Daily Local News (West Chester, PA)
URBAN WILDLIFE
Bird-watching program shines light on ecology at Riverfront Park
A solitary mallard paddled upstream on the Schuylkill near Riverfront Park on a Saturday afternoon. It beat slowly against the current, but with a kind of stoic persistence, it kept moving until it was out of sight behind the trees. What it was after, or where it wanted to be, remained its own secret.
“He looks so lonely,” said Ngoc Kim, a watershed fellow at the John James Audubon Center in Lower Providence who was leading a bird-watching program at the park.
The mallard wasn’t lonely for long. Within minutes, a small flotilla of the birds swam into view, also heading upriver. A Canada goose honked in midstream, competing with a police siren, and on the pother side of the water, a great blue heron stood on the shore of Barbadoes Island.
Despite pollution, urban noise and the ever present litter, birds thrive along the Schuylkill River, and the Audubon Center hopes to make Riverfront Park an even more inviting habitat. Under consideration is a rain garden that Kim said will be designed to attract more songbirds and pollinators.

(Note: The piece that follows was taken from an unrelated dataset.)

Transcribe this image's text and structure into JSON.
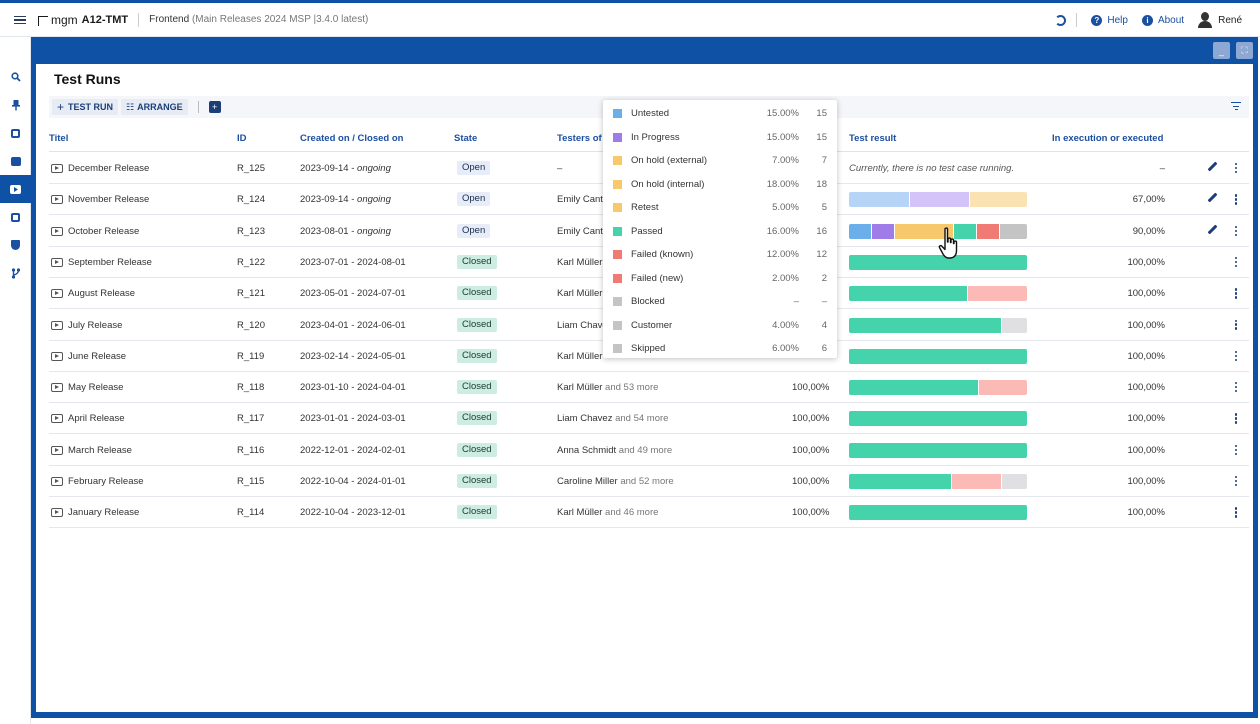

“Songbirds are fascinating to me because they can remember hundreds of songs,” Kim said. “I haven’t seen anything too exciting since I’ve been birding. I get excited when I see goldfinches — the males.”
The Audubon Center also plans to water quality for the Schuylkill in Norristown. Indicators of quality include nitrate and dissolved oxygen levels, as well as a diversity of macroinvertebrates such as dragonflies and crayfish, she said.
“There’s a lot of pollution that goes into the water because there’s not enough shrubs here,” Kim said, pointing to a bare patch of riverbank.
Shrubs curb pollution, she said, by blocking sediment and absorbing nitrates carried in stormwater runoff.
They can do nothing about litter, however. One member of the birdwatching group fished a pair of beer cans out of the river, and another, Elena Santangelo of Norristown, pointed out a plastic water bottle floating in the river.
“There is a wild water bottle in its original habitat,” she said.
Nevertheless, she added, the water is much cleaner than it was in the 1960s and ’70s, before the environmental legislation of that era took effect.
In addition to goldfinches, birds that make their home at Riverfront Park include catbirds, robins, and of course, sparrows. Doug Kraemer, a bird-watcher from Phoenixville with seven years’ experience, identified the trilling call of a woodpecker, although he was unable to spot it when he turned his binoculars toward the trees.
“It’s always an adventure,” Kraemer said. “You never know what you’re going to see.”
Not long ago, he said, he saw a red-tailed hawk fly over Route 724 near Pottstown, carrying a snake in its talons. Nothing so dramatic was on view Sunday at Riverfront, but the day was sunny and the air was comfortable, and the bird-watchers even sampled some wild raspberries that grew beside a footpath. Tonya Crisi, who accompanied Kraemer from Phoenixville, judged the brief outing a success.
“For me, any day is a good day birding,” she said.